Die häufigsten Themen der Gespräche seien Angst und Einsamkeit gewesen, schreibt das Team um den Erstautoren der Studie, Prof. Dr. Marius Brülhart, Professor für Volkswirtschaft an der Universität Lausanne und Mitglied der „Swiss National COVID-19 Science Task Force“, einer Expertengruppe, die die schweizerischen Behörden zu unterschiedlichen Aspekten der COVID-19-Krise berät.
Die Forscher werteten rund 8 Millionen Anrufe aus
Für ihre Studie haben Brülhart und seine Kollegen rund 8 Millionen Anrufe bei 23 Sorgentelefonen in 14 europäischen Ländern sowie in den USA, China, Hongkong, Israel und im Libanon analysiert. Zur Verfügung standen ihnen Daten:
zu den Gesprächsthemen,
zur Dauer der Telefonate sowie
zum – von den Mitarbeitern der Sorgentelefone geschätzten – ungefähren Alter und Geschlecht der Anrufenden.
„Wir hatten somit fantastische Daten, die zwar sehr intim sind, aber trotzdem keine datenschutzrechtlichen Probleme mit sich bringen“, sagt Brülhart im Gespräch mit Medscape.

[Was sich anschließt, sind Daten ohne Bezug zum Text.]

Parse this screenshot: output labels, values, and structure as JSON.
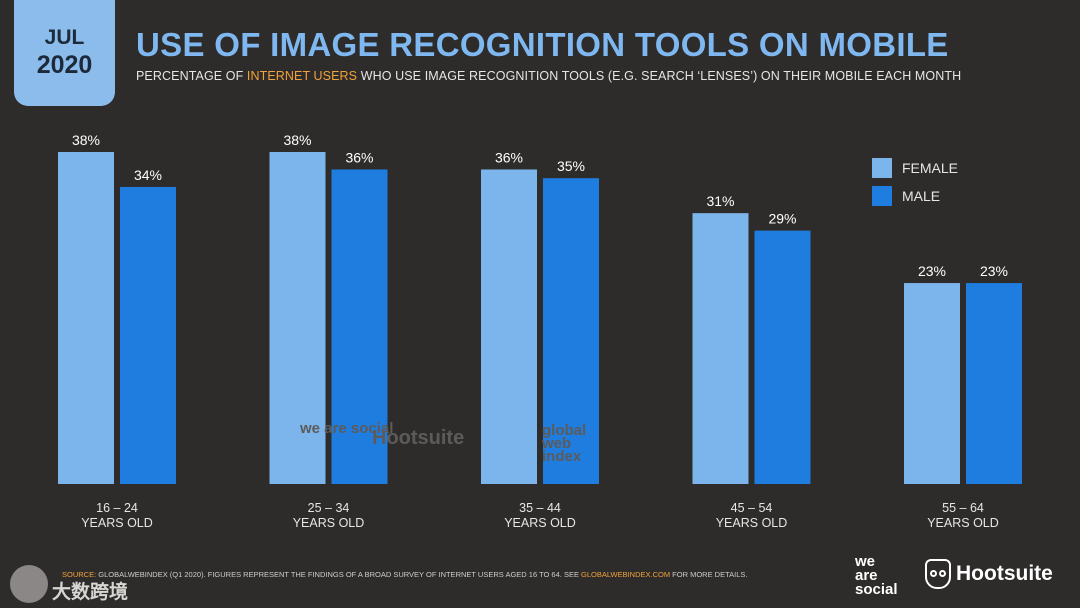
{
  "badge": {
    "month": "JUL",
    "year": "2020"
  },
  "header": {
    "title": "USE OF IMAGE RECOGNITION TOOLS ON MOBILE",
    "subtitle_pre": "PERCENTAGE OF ",
    "subtitle_highlight": "INTERNET USERS",
    "subtitle_post": " WHO USE IMAGE RECOGNITION TOOLS (E.G. SEARCH ‘LENSES’) ON THEIR MOBILE EACH MONTH"
  },
  "colors": {
    "female": "#7cb5eb",
    "male": "#1f7de0",
    "accent": "#f2a23a",
    "background": "#2e2c2b"
  },
  "chart_data": {
    "type": "bar",
    "categories": [
      "16 – 24",
      "25 – 34",
      "35 – 44",
      "45 – 54",
      "55 – 64"
    ],
    "category_sublabel": "YEARS OLD",
    "series": [
      {
        "name": "FEMALE",
        "values": [
          38,
          38,
          36,
          31,
          23
        ],
        "labels": [
          "38%",
          "38%",
          "36%",
          "31%",
          "23%"
        ]
      },
      {
        "name": "MALE",
        "values": [
          34,
          36,
          35,
          29,
          23
        ],
        "labels": [
          "34%",
          "36%",
          "35%",
          "29%",
          "23%"
        ]
      }
    ],
    "ylim": [
      0,
      38
    ],
    "legend_position": "right",
    "grid": false
  },
  "source": {
    "label": "SOURCE:",
    "text_pre": " GLOBALWEBINDEX (Q1 2020). FIGURES REPRESENT THE FINDINGS OF A BROAD SURVEY OF INTERNET USERS AGED 16 TO 64. SEE ",
    "link": "GLOBALWEBINDEX.COM",
    "text_post": " FOR MORE DETAILS."
  },
  "watermarks": {
    "was": "we are social",
    "hs": "Hootsuite",
    "gwi": "global web index"
  },
  "brands": {
    "was_line1": "we",
    "was_line2": "are",
    "was_line3": "social",
    "hootsuite": "Hootsuite"
  },
  "corner": {
    "text": "大数跨境"
  }
}
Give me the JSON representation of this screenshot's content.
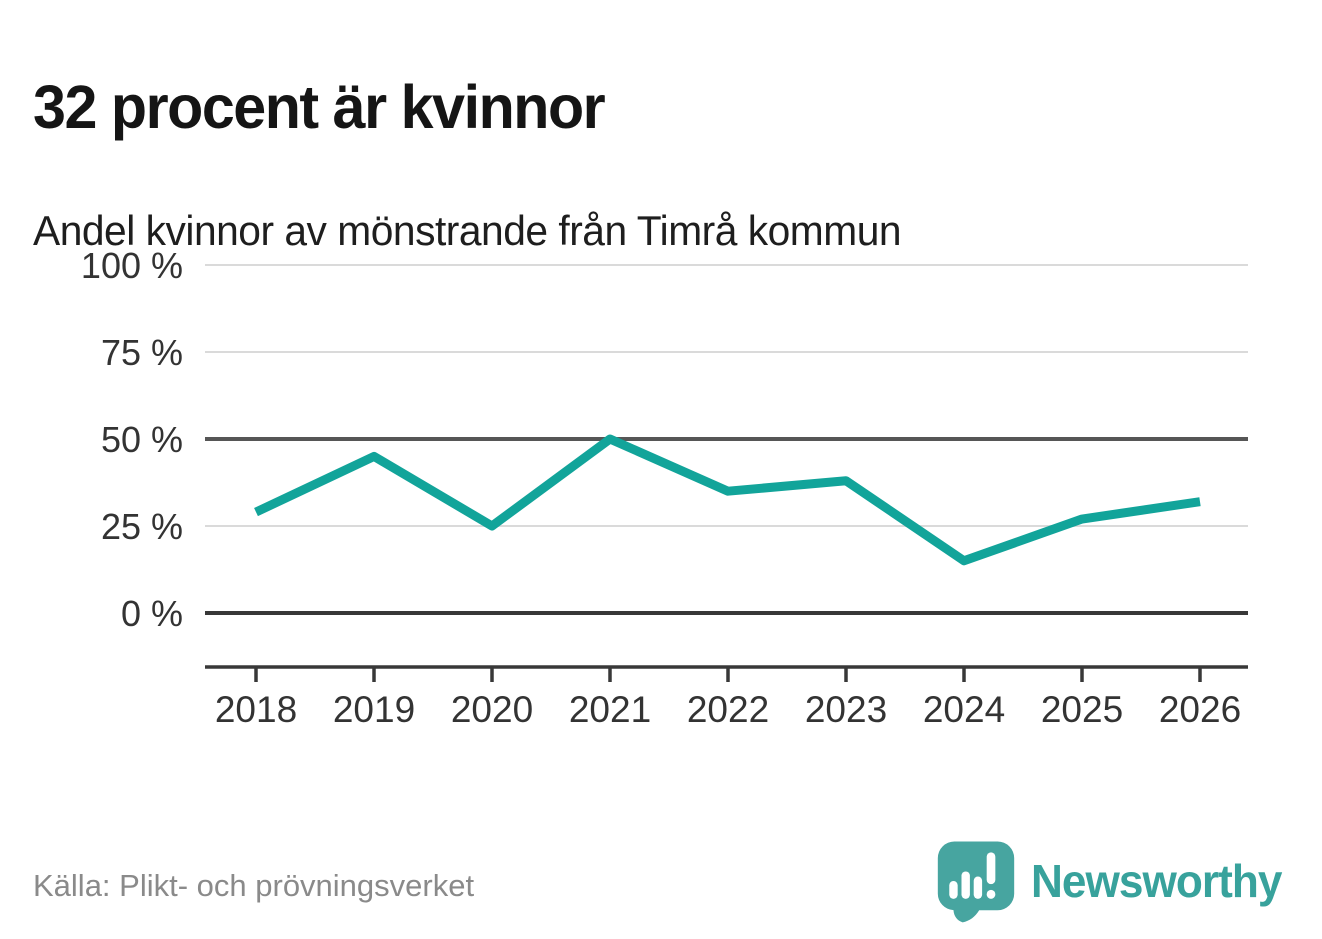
{
  "header": {
    "title": "32 procent är kvinnor",
    "subtitle": "Andel kvinnor av mönstrande från Timrå kommun"
  },
  "chart_data": {
    "type": "line",
    "title": "32 procent är kvinnor",
    "subtitle": "Andel kvinnor av mönstrande från Timrå kommun",
    "categories": [
      "2018",
      "2019",
      "2020",
      "2021",
      "2022",
      "2023",
      "2024",
      "2025",
      "2026"
    ],
    "series": [
      {
        "name": "Andel kvinnor av mönstrande",
        "unit": "%",
        "values": [
          29,
          45,
          25,
          50,
          35,
          38,
          15,
          27,
          32
        ]
      }
    ],
    "xlabel": "",
    "ylabel": "",
    "ylim": [
      0,
      100
    ],
    "yticks": [
      {
        "value": 100,
        "label": "100 %",
        "emphasis": "light"
      },
      {
        "value": 75,
        "label": "75 %",
        "emphasis": "light"
      },
      {
        "value": 50,
        "label": "50 %",
        "emphasis": "strong"
      },
      {
        "value": 25,
        "label": "25 %",
        "emphasis": "light"
      },
      {
        "value": 0,
        "label": "0 %",
        "emphasis": "zero"
      }
    ],
    "grid": "horizontal",
    "legend": "none",
    "line_color": "#12a49a"
  },
  "footer": {
    "source": "Källa: Plikt- och prövningsverket",
    "brand": "Newsworthy"
  },
  "colors": {
    "accent_teal": "#12a49a",
    "logo_teal": "#47a5a0",
    "wordmark_teal": "#38a29c",
    "grid_light": "#dadada",
    "grid_strong": "#565656",
    "axis": "#383838",
    "tick_label": "#333333",
    "text_dark": "#151515",
    "text_muted": "#8a8a8a"
  }
}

„Ursprünglich wollten mein Kollege, Prof. Dr. Rafael Lalive, und ich nur für die Schweizer Regierung herausfinden, inwieweit sich das psychische Befinden der Bevölkerung hierzulande durch die Corona-Pandemie und die Maßnahmen zu ihrer Eindämmung verändert hatte“, sagt Brülhart. „Denn zu der Frage, ob der Lockdown beispielsweise eher entschleunigend und beruhigend wirkte oder aber die Menschen verstärkt in eine Depression oder gar in den Suizid trieb, gab es in den ersten Wochen keinerlei wissenschaftliche Daten.“
Den beiden Ökonomen aus Lausanne kam die Idee, beim Schweizer Sorgentelefon nachzufragen. „Anhand deren Daten lies sich bereits ablesen, dass seit Beginn der Pandemie zwar mehr Anrufe eingegangen waren, die schlimmsten Befürchtungen sich aber nicht zu bestätigen schienen“, sagt Brülhart. „Es ging in den Gesprächen eher um die Angst vor dem Virus und das Thema Einsamkeit als um Gewalt und Suizidgedanken.“
Die meisten Anrufe erfolgten 6 Wochen nach Beginn der Pandemie
Im Mai 2020 stießen die Schweizer Forscher auf 2 Wissenschaftler der Albert-Ludwigs-Universität Freiburg, die eine ganz ähnliche Studie mit Daten aus Deutschland vorgenommen hatten: Valentin Klotzbücher vom Institut für Wirtschaftswissenschaften und Dr. Stephanie Reich von der Fakultät für Umwelt und Natürliche Ressourcen.
Die 4 Forscher beschlossen, ihre bisherige Arbeit in eine gemeinsame größere Studie einfließen zu lassen und auch die – bislang wissenschaftlich weitgehend ungenutzten – Daten von den Sorgentelefonen anderer Länder dafür auszuwerten. Dort hatte der erste Lockdown teilweise schon früher begonnen und war von noch härteren Maßnahmen begleitet gewesen.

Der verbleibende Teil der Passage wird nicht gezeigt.